Middle East Programmatic Enhancement Fund aims to diversify our programming and offerings that cover the Middle East. The intent of the gift is to expand our multi-disciplinary approach to these offerings, and to incentivize faculty and staff who do not usually teach in the area, to think creatively about projects that might bring a new set of students to the study of the region. Currently, the fund is able to support around $25,000 per year for projects that bring a multidisciplinary perspective to the study of the Middle East. Faculty who teach within the disciplines associated with our Middle East Studies program are absolutely encouraged to apply; further, the fund has an emphasis on bringing new and diverse disciplinary voices to the conversation.
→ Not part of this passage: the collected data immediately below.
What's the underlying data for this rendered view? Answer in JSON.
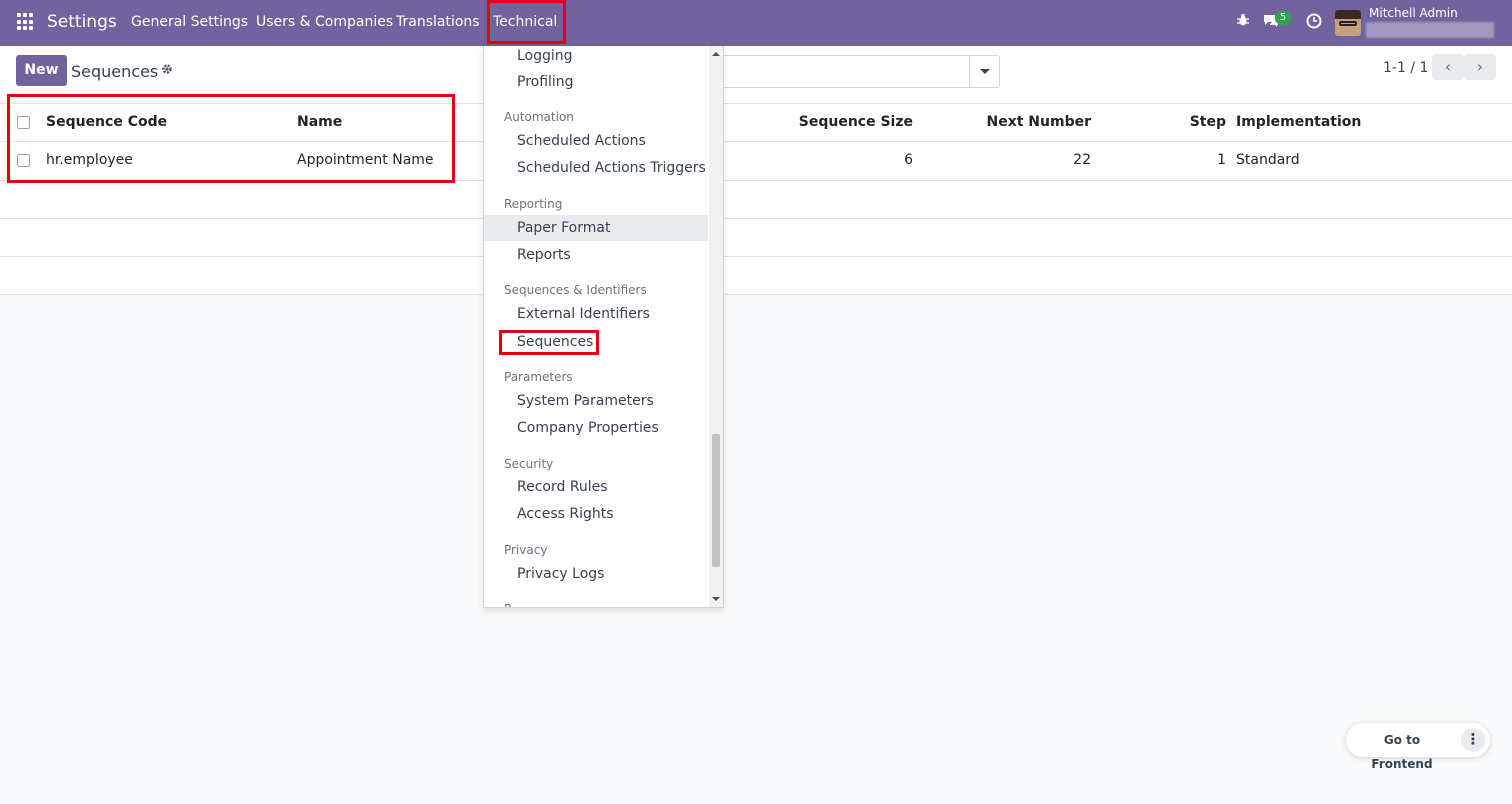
{
  "navbar": {
    "brand": "Settings",
    "menu": [
      "General Settings",
      "Users & Companies",
      "Translations",
      "Technical"
    ],
    "message_count": "5",
    "user_name": "Mitchell Admin"
  },
  "control_panel": {
    "new_label": "New",
    "title": "Sequences",
    "pager": "1-1 / 1"
  },
  "table": {
    "columns": [
      "Sequence Code",
      "Name",
      "Sequence Size",
      "Next Number",
      "Step",
      "Implementation"
    ],
    "rows": [
      [
        "hr.employee",
        "Appointment Name",
        "6",
        "22",
        "1",
        "Standard"
      ]
    ]
  },
  "dropdown": {
    "items": {
      "logging": "Logging",
      "profiling": "Profiling",
      "scheduled_actions": "Scheduled Actions",
      "scheduled_actions_triggers": "Scheduled Actions Triggers",
      "paper_format": "Paper Format",
      "reports": "Reports",
      "external_identifiers": "External Identifiers",
      "sequences": "Sequences",
      "system_parameters": "System Parameters",
      "company_properties": "Company Properties",
      "record_rules": "Record Rules",
      "access_rights": "Access Rights",
      "privacy_logs": "Privacy Logs"
    },
    "sections": {
      "automation": "Automation",
      "reporting": "Reporting",
      "sequences_identifiers": "Sequences & Identifiers",
      "parameters": "Parameters",
      "security": "Security",
      "privacy": "Privacy",
      "partial": "P"
    }
  },
  "frontend": {
    "label": "Go to Frontend"
  },
  "colors": {
    "brand": "#71639e",
    "highlight": "#e3000f"
  }
}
Particularly good opportunities for funding include: student-faculty research, invited speakers and guest artists, multi-media work, field trips, and course development.
The Griffith Fund for Humanistic Teaching and Inquiry supports faculty and staff doing teaching, research, scholarship and creative work within the humanities broadly understood, or using humanistic methods. Currently, the fund is able to support around $20,000 per year, for initiatives that include: course development, redesign, and overhaul to reflect emerging and innovative humanities education, and the development of interdisciplinary and team taught courses engaging humanities faculty and humanistic inquiry, as well as domestic travel seminars related to humanistic inquiry; transportation costs to museums, cultural sites, field experiences to bring our students to locations necessary for their course work and learning; honoraria to support guests and experts who zoom into humanities classes, to support guest artists and collaborators, to bring films to class and campus, and innovative community-based pedagogical and research activity in the humanities. The fund could also support student travel to conferences in their disciplines and fields, and faculty writing projects in their final stages, through funding for book workshops or writing retreats.
To apply to access either of these funding sources, please send an email to CTLS@dickinson.edu copying kozimorm@dickinson.edu, with a single document that briefly (300 – 500 words) details:
- Summary of the proposed initiative. Include the funding need, initiative goals or learning outcomes, and programmatic, pedagogical, student support, or faculty support proposed;
- The ways that the proposed project fits the remit of the fund and the anticipated impact of the initiative;
- A budget and timeline.
Applications for access to either fund will be accepted on a rolling basis; funding will be prioritized by the breadth of the campus community the project will reach, and the ways that the funding is consonant with the intent of the gifts.